Over 60% of payments professionals expect their business to have changed out of all recognition by 2010, according to a comprehensive survey of almost 100 Eurozone banks conducted by Finextra Research on behalf of enterprise resource planning outfit SAP.
A clear majority of respondents to the survey believe the Payment Service Directive (PSD) and Sepa (Single Euro Payments Area) are catalysts for industry change that will provide business opportunities for standardising their payment systems. Only a small minority of respondents view the PSD as a tick-box requirement for achieving Sepa compliance.
Thirty-nine per cent of banks surveyed expect to have a single enterprise-wide payments hub by 2010 to build standardised interfaces to other systems to support all payment types.

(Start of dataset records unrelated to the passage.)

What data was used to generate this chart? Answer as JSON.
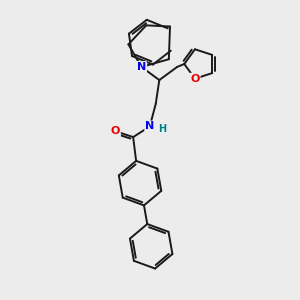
{
  "bg_color": "#ececec",
  "bond_color": "#1a1a1a",
  "bond_width": 1.4,
  "atom_colors": {
    "N": "#0000ee",
    "O": "#ee0000",
    "H": "#008080"
  },
  "font_size_atom": 8,
  "fig_size": [
    3.0,
    3.0
  ],
  "dpi": 100
}
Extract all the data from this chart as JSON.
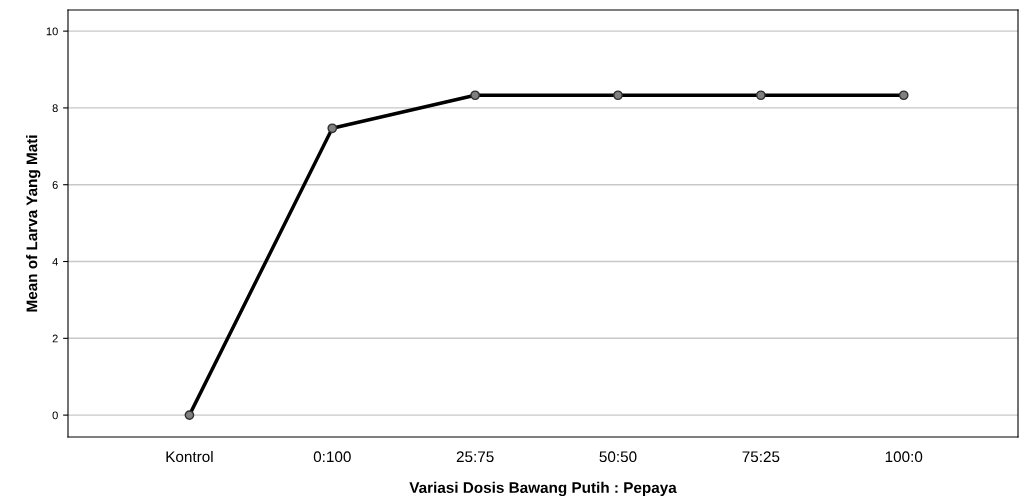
{
  "chart_data": {
    "type": "line",
    "xlabel": "Variasi Dosis Bawang Putih : Pepaya",
    "ylabel": "Mean of Larva Yang Mati",
    "categories": [
      "Kontrol",
      "0:100",
      "25:75",
      "50:50",
      "75:25",
      "100:0"
    ],
    "series": [
      {
        "color": "#000000",
        "values": [
          0,
          7.47,
          8.33,
          8.33,
          8.33,
          8.33
        ]
      }
    ],
    "ylim": [
      -0.57,
      10.55
    ],
    "yticks": [
      0,
      2,
      4,
      6,
      8,
      10
    ],
    "grid": "y",
    "marker": "circle",
    "line_style": "solid"
  }
}
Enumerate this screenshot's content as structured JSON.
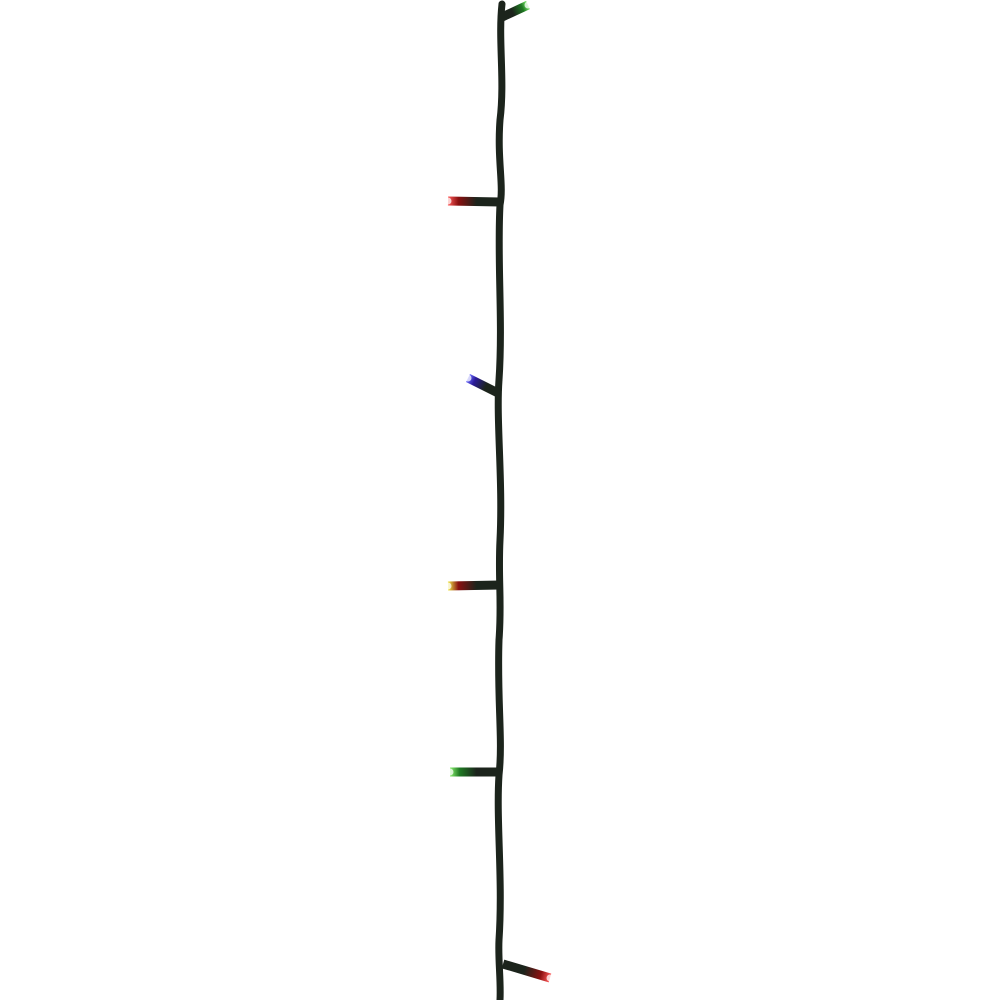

However, 48% plan to implement a shared platform for their payments business that will link together Sepa payment on a common infrastructure, but still maintain some separation.
As the latter figure implies, Eurozone banks are still grappling with the arduous logistical demands of implementing the switchover to the new euro payments area. Indeed, 37% of respondents have yet to fully map out the implications of Sepa for their corporate customers, as they are still formulating their own strategies.
More than 93% of respondents will have signed the Sepa Credit Transfer Adherence Agreement by January 2008. To support the new credit transfers, almost 87% of banks say they will be adopting the new XML message types. However, 32% say they will use XML for interbank transfers only, suggesting a lack of demand and awareness from corporates about the full implications of Sepa for their business.